Daniel Ahmad from intelligence company Niko Partners, who regularly drops credible inside info, this week tweeted that a new Dragon Age game shouldn’t be expected until at least April 2022.
He does caveat the news by saying it’s essentially informal guidance (and also casually mentions that another Star Wars game will be released in 2022 too). But if true, it’s likely to come as a bit of a disappointment for fans who hoped to return to Thedas a little sooner. Still, if the end product is as good as Inquisition, we can probably forgive them.
Conclusion Four: STOP TRYING TO MAKE SENSE OF DEATH STRANDING, OK?
We know it’s nonsense. You know it’s nonsense. All we’ve been shown so far is a mix of ladders, babies and walking. There’s Hannibal and there’s Daryl. There are bikes and wastelands and lots of bloody tears. Yet it’s hard to shake the feeling that Death Stranding is likely to be more genius from Hideo Kojima. It’s just… that he doesn’t seem keen to give anything away about the actual game.
A launch trailer out this week clarified precisely nothing. But it looks lovely and, of course, it’s eight minutes long because Kojima.
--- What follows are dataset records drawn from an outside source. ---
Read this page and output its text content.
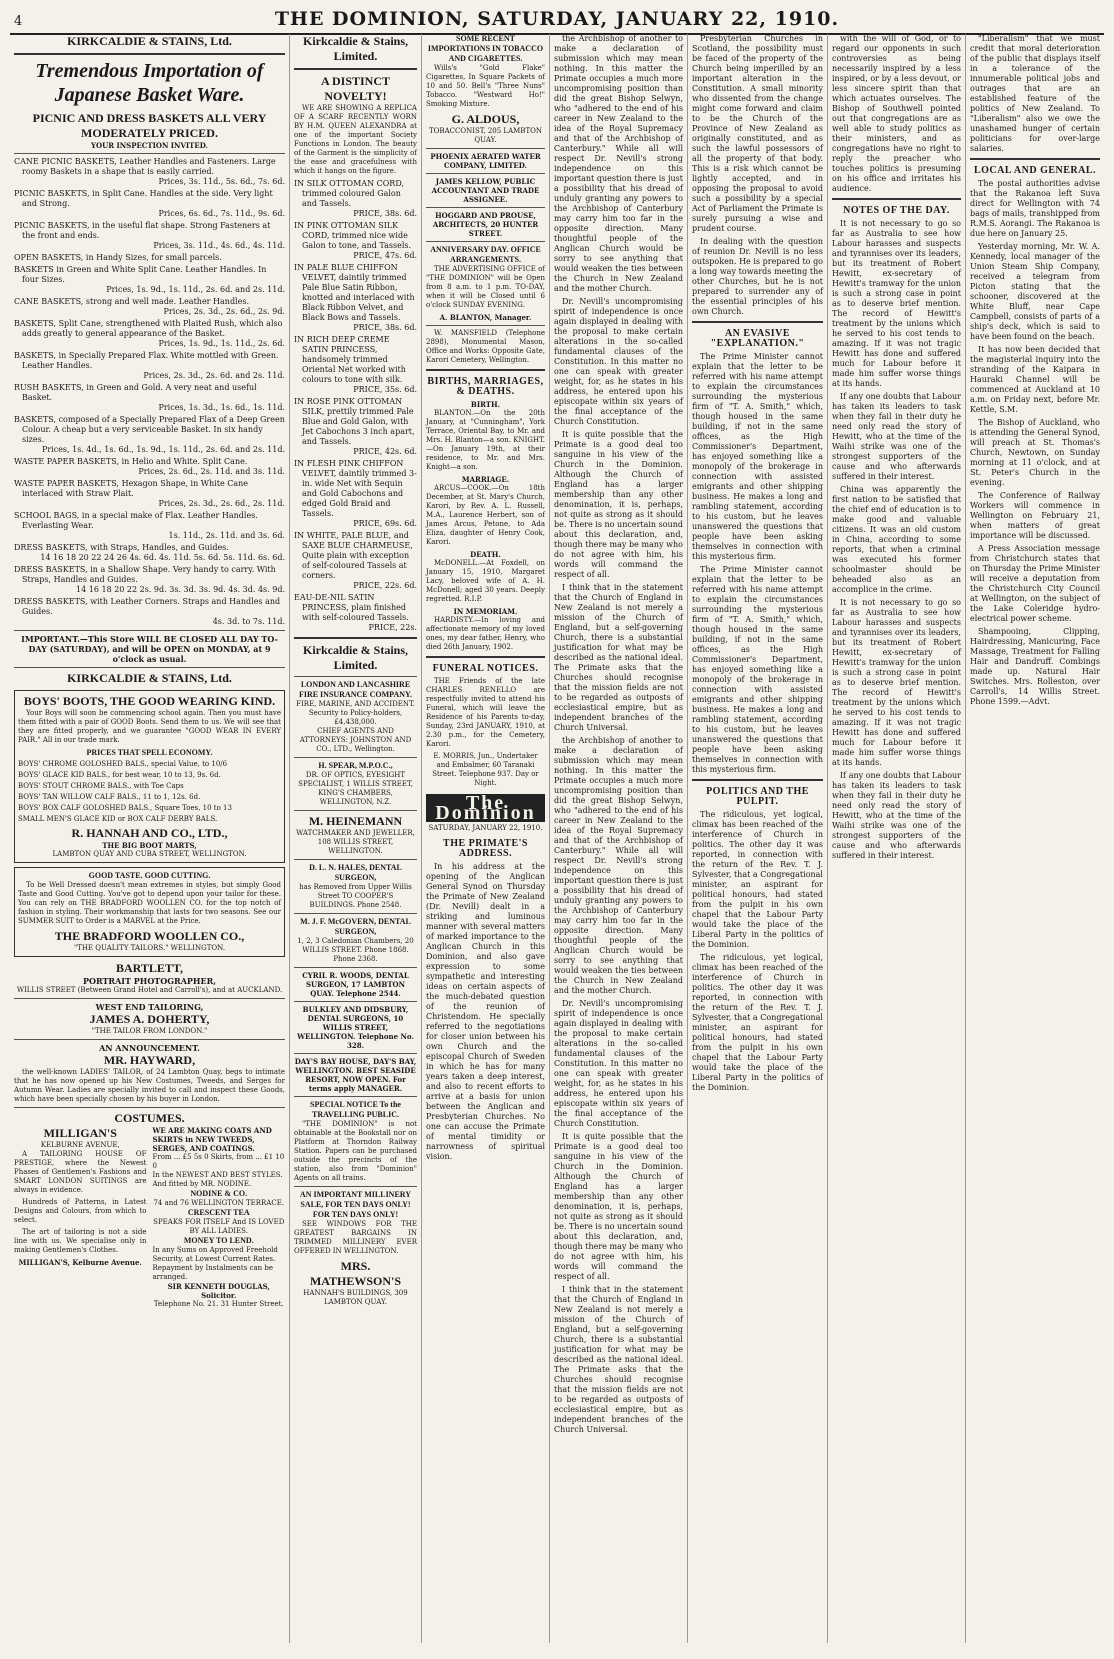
4	THE DOMINION, SATURDAY, JANUARY 22, 1910.
KIRKCALDIE & STAINS, Ltd.
Tremendous Importation of Japanese Basket Ware.
PICNIC AND DRESS BASKETS ALL VERY MODERATELY PRICED.
YOUR INSPECTION INVITED.
CANE PICNIC BASKETS, Leather Handles and Fasteners. Large roomy Baskets in a shape that is easily carried.
Prices, 3s. 11d., 5s. 6d., 7s. 6d.
PICNIC BASKETS, in Split Cane. Handles at the side. Very light and Strong.
Prices, 6s. 6d., 7s. 11d., 9s. 6d.
PICNIC BASKETS, in the useful flat shape. Strong Fasteners at the front and ends.
Prices, 3s. 11d., 4s. 6d., 4s. 11d.
OPEN BASKETS, in Handy Sizes, for small parcels.
BASKETS in Green and White Split Cane. Leather Handles. In four Sizes.
Prices, 1s. 9d., 1s. 11d., 2s. 6d. and 2s. 11d.
CANE BASKETS, strong and well made. Leather Handles.
Prices, 2s. 3d., 2s. 6d., 2s. 9d.
BASKETS, Split Cane, strengthened with Plaited Rush, which also adds greatly to general appearance of the Basket.
Prices, 1s. 9d., 1s. 11d., 2s. 6d.
BASKETS, in Specially Prepared Flax. White mottled with Green. Leather Handles.
Prices, 2s. 3d., 2s. 6d. and 2s. 11d.
RUSH BASKETS, in Green and Gold. A very neat and useful Basket.
Prices, 1s. 3d., 1s. 6d., 1s. 11d.
BASKETS, composed of a Specially Prepared Flax of a Deep Green Colour. A cheap but a very serviceable Basket. In six handy sizes.
Prices, 1s. 4d., 1s. 6d., 1s. 9d., 1s. 11d., 2s. 6d. and 2s. 11d.
WASTE PAPER BASKETS, in Helio and White. Split Cane.
Prices, 2s. 6d., 2s. 11d. and 3s. 11d.
WASTE PAPER BASKETS, Hexagon Shape, in White Cane interlaced with Straw Plait.
Prices, 2s. 3d., 2s. 6d., 2s. 11d.
SCHOOL BAGS, in a special make of Flax. Leather Handles. Everlasting Wear.
1s. 11d., 2s. 11d. and 3s. 6d.
DRESS BASKETS, with Straps, Handles, and Guides.
14 16 18 20 22 24 26 4s. 6d. 4s. 11d. 5s. 6d. 5s. 11d. 6s. 6d.
DRESS BASKETS, in a Shallow Shape. Very handy to carry. With Straps, Handles and Guides.
14 16 18 20 22 2s. 9d. 3s. 3d. 3s. 9d. 4s. 3d. 4s. 9d.
DRESS BASKETS, with Leather Corners. Straps and Handles and Guides.
4s. 3d. to 7s. 11d.
IMPORTANT.—This Store WILL BE CLOSED ALL DAY TO-DAY (SATURDAY), and will be OPEN on MONDAY, at 9 o'clock as usual.
KIRKCALDIE & STAINS, Ltd.
BOYS' BOOTS, THE GOOD WEARING KIND.
Your Boys will soon be commencing school again. Then you must have them fitted with a pair of GOOD Boots. Send them to us. We will see that they are fitted properly, and we guarantee "GOOD WEAR IN EVERY PAIR." All in our trade mark.
PRICES THAT SPELL ECONOMY.
BOYS' CHROME GOLOSHED BALS., special Value, to 10/6
BOYS' GLACE KID BALS., for best wear, 10 to 13, 9s. 6d.
BOYS' STOUT CHROME BALS., with Toe Caps
BOYS' TAN WILLOW CALF BALS., 11 to 1, 12s. 6d.
BOYS' BOX CALF GOLOSHED BALS., Square Toes, 10 to 13
SMALL MEN'S GLACE KID or BOX CALF DERBY BALS.
R. HANNAH AND CO., LTD.,
THE BIG BOOT MARTS,
LAMBTON QUAY AND CUBA STREET, WELLINGTON.
GOOD TASTE. GOOD CUTTING.
To be Well Dressed doesn't mean extremes in styles, but simply Good Taste and Good Cutting. You've got to depend upon your tailor for these. You can rely on THE BRADFORD WOOLLEN CO. for the top notch of fashion in styling. Their workmanship that lasts for two seasons. See our SUMMER SUIT to Order is a MARVEL at the Price.
THE BRADFORD WOOLLEN CO.,
"THE QUALITY TAILORS." WELLINGTON.
BARTLETT,
PORTRAIT PHOTOGRAPHER,
WILLIS STREET (Between Grand Hotel and Carroll's), and at AUCKLAND.
WEST END TAILORING,
JAMES A. DOHERTY,
"THE TAILOR FROM LONDON."
AN ANNOUNCEMENT.
MR. HAYWARD,
the well-known LADIES' TAILOR, of 24 Lambton Quay, begs to intimate that he has now opened up his New Costumes, Tweeds, and Serges for Autumn Wear. Ladies are specially invited to call and inspect these Goods, which have been specially chosen by his buyer in London.
COSTUMES.
MILLIGAN'S
KELBURNE AVENUE,
A TAILORING HOUSE OF PRESTIGE, where the Newest Phases of Gentlemen's Fashions and SMART LONDON SUITINGS are always in evidence.
Hundreds of Patterns, in Latest Designs and Colours, from which to select.
The art of tailoring is not a side line with us. We specialise only in making Gentlemen's Clothes.
MILLIGAN'S, Kelburne Avenue.
WE ARE MAKING COATS AND SKIRTS in NEW TWEEDS, SERGES, AND COATINGS.
From ... £5 5s 0 Skirts, from ... £1 10 0
In the NEWEST AND BEST STYLES. And fitted by MR. NODINE.
NODINE & CO.
74 and 76 WELLINGTON TERRACE.
CRESCENT TEA
SPEAKS FOR ITSELF And IS LOVED BY ALL LADIES.
MONEY TO LEND.
In any Sums on Approved Freehold Security, at Lowest Current Rates. Repayment by Instalments can be arranged.
SIR KENNETH DOUGLAS, Solicitor.
Telephone No. 21. 31 Hunter Street.
Kirkcaldie & Stains, Limited.
A DISTINCT NOVELTY!
WE ARE SHOWING A REPLICA OF A SCARF RECENTLY WORN BY H.M. QUEEN ALEXANDRA at one of the important Society Functions in London. The beauty of the Garment is the simplicity of the ease and gracefulness with which it hangs on the figure.
IN SILK OTTOMAN CORD, trimmed coloured Galon and Tassels.
PRICE, 38s. 6d.
IN PINK OTTOMAN SILK CORD, trimmed nice wide Galon to tone, and Tassels.
PRICE, 47s. 6d.
IN PALE BLUE CHIFFON VELVET, daintily trimmed Pale Blue Satin Ribbon, knotted and interlaced with Black Ribbon Velvet, and Black Bows and Tassels.
PRICE, 38s. 6d.
IN RICH DEEP CREME SATIN PRINCESS, handsomely trimmed Oriental Net worked with colours to tone with silk.
PRICE, 35s. 6d.
IN ROSE PINK OTTOMAN SILK, prettily trimmed Pale Blue and Gold Galon, with Jet Cabochons 3 inch apart, and Tassels.
PRICE, 42s. 6d.
IN FLESH PINK CHIFFON VELVET, daintily trimmed 3-in. wide Net with Sequin and Gold Cabochons and edged Gold Braid and Tassels.
PRICE, 69s. 6d.
IN WHITE, PALE BLUE, and SAXE BLUE CHARMEUSE, Quite plain with exception of self-coloured Tassels at corners.
PRICE, 22s. 6d.
EAU-DE-NIL SATIN PRINCESS, plain finished with self-coloured Tassels.
PRICE, 22s.
Kirkcaldie & Stains, Limited.
LONDON AND LANCASHIRE FIRE INSURANCE COMPANY.
FIRE, MARINE, AND ACCIDENT.
Security to Policy-holders, £4,438,000.
CHIEF AGENTS AND ATTORNEYS: JOHNSTON AND CO., LTD., Wellington.
H. SPEAR, M.P.O.C.,
DR. OF OPTICS, EYESIGHT SPECIALIST, 1 WILLIS STREET, KING'S CHAMBERS, WELLINGTON, N.Z.
M. HEINEMANN
WATCHMAKER AND JEWELLER, 108 WILLIS STREET, WELLINGTON.
D. L. N. HALES, DENTAL SURGEON,
has Removed from Upper Willis Street TO COOPER'S BUILDINGS. Phone 2548.
M. J. F. McGOVERN, DENTAL SURGEON,
1, 2, 3 Caledonian Chambers, 20 WILLIS STREET. Phone 1868. Phone 2368.
CYRIL R. WOODS, DENTAL SURGEON, 17 LAMBTON QUAY. Telephone 2544.
BULKLEY AND DIDSBURY, DENTAL SURGEONS, 10 WILLIS STREET, WELLINGTON. Telephone No. 328.
DAY'S BAY HOUSE, DAY'S BAY, WELLINGTON. BEST SEASIDE RESORT, NOW OPEN. For terms apply MANAGER.
SPECIAL NOTICE To the TRAVELLING PUBLIC.
"THE DOMINION" is not obtainable at the Bookstall nor on Platform at Thorndon Railway Station. Papers can be purchased outside the precincts of the station, also from "Dominion" Agents on all trains.
AN IMPORTANT MILLINERY SALE, FOR TEN DAYS ONLY! FOR TEN DAYS ONLY!
SEE WINDOWS FOR THE GREATEST BARGAINS IN TRIMMED MILLINERY EVER OFFERED IN WELLINGTON.
MRS. MATHEWSON'S
HANNAH'S BUILDINGS, 309 LAMBTON QUAY.
SOME RECENT IMPORTATIONS IN TOBACCO AND CIGARETTES.
Wills's "Gold Flake" Cigarettes, In Square Packets of 10 and 50. Bell's "Three Nuns" Tobacco. "Westward Ho!" Smoking Mixture.
G. ALDOUS,
TOBACCONIST, 205 LAMBTON QUAY.
PHOENIX AERATED WATER COMPANY, LIMITED.
JAMES KELLOW, PUBLIC ACCOUNTANT AND TRADE ASSIGNEE.
HOGGARD AND PROUSE, ARCHITECTS, 20 HUNTER STREET.
ANNIVERSARY DAY. OFFICE ARRANGEMENTS.
THE ADVERTISING OFFICE of "THE DOMINION" will be Open from 8 a.m. to 1 p.m. TO-DAY, when it will be Closed until 6 o'clock SUNDAY EVENING.
A. BLANTON, Manager.
W. MANSFIELD (Telephone 2898), Monumental Mason, Office and Works: Opposite Gate, Karori Cemetery, Wellington.
BIRTHS, MARRIAGES, & DEATHS.
BIRTH.
BLANTON.—On the 20th January, at "Cunningham", York Terrace, Oriental Bay, to Mr. and Mrs. H. Blanton—a son. KNIGHT.—On January 19th, at their residence, to Mr. and Mrs. Knight—a son.
MARRIAGE.
ARCUS—COOK.—On 18th December, at St. Mary's Church, Karori, by Rev. A. L. Russell, M.A., Laurence Herbert, son of James Arcus, Petone, to Ada Eliza, daughter of Henry Cook, Karori.
DEATH.
McDONELL.—At Foxdell, on January 15, 1910, Margaret Lacy, beloved wife of A. H. McDonell; aged 30 years. Deeply regretted. R.I.P.
IN MEMORIAM.
HARDISTY.—In loving and affectionate memory of my loved ones, my dear father, Henry, who died 26th January, 1902.
FUNERAL NOTICES.
THE Friends of the late CHARLES RENELLO are respectfully invited to attend his Funeral, which will leave the Residence of his Parents to-day, Sunday, 23rd JANUARY, 1910, at 2.30 p.m., for the Cemetery, Karori.
E. MORRIS, Jun., Undertaker and Embalmer, 60 Taranaki Street. Telephone 937. Day or Night.
The Dominion
SATURDAY, JANUARY 22, 1910.
THE PRIMATE'S ADDRESS.
In his address at the opening of the Anglican General Synod on Thursday the Primate of New Zealand (Dr. Nevill) dealt in a striking and luminous manner with several matters of marked importance to the Anglican Church in this Dominion, and also gave expression to some sympathetic and interesting ideas on certain aspects of the much-debated question of the reunion of Christendom. He specially referred to the negotiations for closer union between his own Church and the episcopal Church of Sweden in which he has for many years taken a deep interest, and also to recent efforts to arrive at a basis for union between the Anglican and Presbyterian Churches. No one can accuse the Primate of mental timidity or narrowness of spiritual vision.
the Archbishop of another to make a declaration of submission which may mean nothing. In this matter the Primate occupies a much more uncompromising position than did the great Bishop Selwyn, who "adhered to the end of his career in New Zealand to the idea of the Royal Supremacy and that of the Archbishop of Canterbury." While all will respect Dr. Nevill's strong independence on this important question there is just a possibility that his dread of unduly granting any powers to the Archbishop of Canterbury may carry him too far in the opposite direction. Many thoughtful people of the Anglican Church would be sorry to see anything that would weaken the ties between the Church in New Zealand and the mother Church.
Dr. Nevill's uncompromising spirit of independence is once again displayed in dealing with the proposal to make certain alterations in the so-called fundamental clauses of the Constitution. In this matter no one can speak with greater weight, for, as he states in his address, he entered upon his episcopate within six years of the final acceptance of the Church Constitution.
It is quite possible that the Primate is a good deal too sanguine in his view of the Church in the Dominion. Although the Church of England has a larger membership than any other denomination, it is, perhaps, not quite as strong as it should be. There is no uncertain sound about this declaration, and, though there may be many who do not agree with him, his words will command the respect of all.
I think that in the statement that the Church of England in New Zealand is not merely a mission of the Church of England, but a self-governing Church, there is a substantial justification for what may be described as the national ideal. The Primate asks that the Churches should recognise that the mission fields are not to be regarded as outposts of ecclesiastical empire, but as independent branches of the Church Universal.
the Archbishop of another to make a declaration of submission which may mean nothing. In this matter the Primate occupies a much more uncompromising position than did the great Bishop Selwyn, who "adhered to the end of his career in New Zealand to the idea of the Royal Supremacy and that of the Archbishop of Canterbury." While all will respect Dr. Nevill's strong independence on this important question there is just a possibility that his dread of unduly granting any powers to the Archbishop of Canterbury may carry him too far in the opposite direction. Many thoughtful people of the Anglican Church would be sorry to see anything that would weaken the ties between the Church in New Zealand and the mother Church.
Dr. Nevill's uncompromising spirit of independence is once again displayed in dealing with the proposal to make certain alterations in the so-called fundamental clauses of the Constitution. In this matter no one can speak with greater weight, for, as he states in his address, he entered upon his episcopate within six years of the final acceptance of the Church Constitution.
It is quite possible that the Primate is a good deal too sanguine in his view of the Church in the Dominion. Although the Church of England has a larger membership than any other denomination, it is, perhaps, not quite as strong as it should be. There is no uncertain sound about this declaration, and, though there may be many who do not agree with him, his words will command the respect of all.
I think that in the statement that the Church of England in New Zealand is not merely a mission of the Church of England, but a self-governing Church, there is a substantial justification for what may be described as the national ideal. The Primate asks that the Churches should recognise that the mission fields are not to be regarded as outposts of ecclesiastical empire, but as independent branches of the Church Universal.
Presbyterian Churches in Scotland, the possibility must be faced of the property of the Church being imperilled by an important alteration in the Constitution. A small minority who dissented from the change might come forward and claim to be the Church of the Province of New Zealand as originally constituted, and as such the lawful possessors of all the property of that body. This is a risk which cannot be lightly accepted, and in opposing the proposal to avoid such a possibility by a special Act of Parliament the Primate is surely pursuing a wise and prudent course.
In dealing with the question of reunion Dr. Nevill is no less outspoken. He is prepared to go a long way towards meeting the other Churches, but he is not prepared to surrender any of the essential principles of his own Church.
AN EVASIVE "EXPLANATION."
The Prime Minister cannot explain that the letter to be referred with his name attempt to explain the circumstances surrounding the mysterious firm of "T. A. Smith," which, though housed in the same building, if not in the same offices, as the High Commissioner's Department, has enjoyed something like a monopoly of the brokerage in connection with assisted emigrants and other shipping business. He makes a long and rambling statement, according to his custom, but he leaves unanswered the questions that people have been asking themselves in connection with this mysterious firm.
The Prime Minister cannot explain that the letter to be referred with his name attempt to explain the circumstances surrounding the mysterious firm of "T. A. Smith," which, though housed in the same building, if not in the same offices, as the High Commissioner's Department, has enjoyed something like a monopoly of the brokerage in connection with assisted emigrants and other shipping business. He makes a long and rambling statement, according to his custom, but he leaves unanswered the questions that people have been asking themselves in connection with this mysterious firm.
POLITICS AND THE PULPIT.
The ridiculous, yet logical, climax has been reached of the interference of Church in politics. The other day it was reported, in connection with the return of the Rev. T. J. Sylvester, that a Congregational minister, an aspirant for political honours, had stated from the pulpit in his own chapel that the Labour Party would take the place of the Liberal Party in the politics of the Dominion.
The ridiculous, yet logical, climax has been reached of the interference of Church in politics. The other day it was reported, in connection with the return of the Rev. T. J. Sylvester, that a Congregational minister, an aspirant for political honours, had stated from the pulpit in his own chapel that the Labour Party would take the place of the Liberal Party in the politics of the Dominion.
with the will of God, or to regard our opponents in such controversies as being necessarily inspired by a less inspired, or by a less devout, or less sincere spirit than that which actuates ourselves. The Bishop of Southwell pointed out that congregations are as well able to study politics as their ministers, and as congregations have no right to reply the preacher who touches politics is presuming on his office and irritates his audience.
NOTES OF THE DAY.
It is not necessary to go so far as Australia to see how Labour harasses and suspects and tyrannises over its leaders, but its treatment of Robert Hewitt, ex-secretary of Hewitt's tramway for the union is such a strong case in point as to deserve brief mention. The record of Hewitt's treatment by the unions which he served to his cost tends to amazing. If it was not tragic Hewitt has done and suffered much for Labour before it made him suffer worse things at its hands.
If any one doubts that Labour has taken its leaders to task when they fail in their duty he need only read the story of Hewitt, who at the time of the Waihi strike was one of the strongest supporters of the cause and who afterwards suffered in their interest.
China was apparently the first nation to be satisfied that the chief end of education is to make good and valuable citizens. It was an old custom in China, according to some reports, that when a criminal was executed his former schoolmaster should be beheaded also as an accomplice in the crime.
It is not necessary to go so far as Australia to see how Labour harasses and suspects and tyrannises over its leaders, but its treatment of Robert Hewitt, ex-secretary of Hewitt's tramway for the union is such a strong case in point as to deserve brief mention. The record of Hewitt's treatment by the unions which he served to his cost tends to amazing. If it was not tragic Hewitt has done and suffered much for Labour before it made him suffer worse things at its hands.
If any one doubts that Labour has taken its leaders to task when they fail in their duty he need only read the story of Hewitt, who at the time of the Waihi strike was one of the strongest supporters of the cause and who afterwards suffered in their interest.
"Liberalism" that we must credit that moral deterioration of the public that displays itself in a tolerance of the innumerable political jobs and outrages that are an established feature of the politics of New Zealand. To "Liberalism" also we owe the unashamed hunger of certain politicians for over-large salaries.
LOCAL AND GENERAL.
The postal authorities advise that the Rakanoa left Suva direct for Wellington with 74 bags of mails, transhipped from R.M.S. Aorangi. The Rakanoa is due here on January 25.
Yesterday morning, Mr. W. A. Kennedy, local manager of the Union Steam Ship Company, received a telegram from Picton stating that the schooner, discovered at the White Bluff, near Cape Campbell, consists of parts of a ship's deck, which is said to have been found on the beach.
It has now been decided that the magisterial inquiry into the stranding of the Kaipara in Hauraki Channel will be commenced at Auckland at 10 a.m. on Friday next, before Mr. Kettle, S.M.
The Bishop of Auckland, who is attending the General Synod, will preach at St. Thomas's Church, Newtown, on Sunday morning at 11 o'clock, and at St. Peter's Church in the evening.
The Conference of Railway Workers will commence in Wellington on February 21, when matters of great importance will be discussed.
A Press Association message from Christchurch states that on Thursday the Prime Minister will receive a deputation from the Christchurch City Council at Wellington, on the subject of the Lake Coleridge hydro-electrical power scheme.
Shampooing, Clipping, Hairdressing, Manicuring, Face Massage, Treatment for Falling Hair and Dandruff. Combings made up. Natural Hair Switches. Mrs. Rolleston, over Carroll's, 14 Willis Street. Phone 1599.—Advt.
The game is out next Friday. One of the most hyped titles of recent years will finally be in the hands of players. Will Kojima’s effort surpass the Metal Gear series? We’ll find out soon.
Conclusion Five: Bear trap and machine gun lovers — look in
And since it was Halloween yesterday, we would be remiss if we didn’t tip our hat to the annual shakedown event. Capcom has gone one step further and created a Resident Evil choose-your-own-adventure Halloween-based browser game.
Is it any good? Well, not really. It feels like it has been thrown together during a lunchtime to promote one of Capcom’s Twitter accounts, and the grammar and plot are all over the place. But hey, you may as spend your own lunchtime trying to avoid being shot by machine guns whilst being caught in a bear trap. It might be harder than you expect.
You can play the game here. Well, until they take it down. Halloween has been and gone, after all.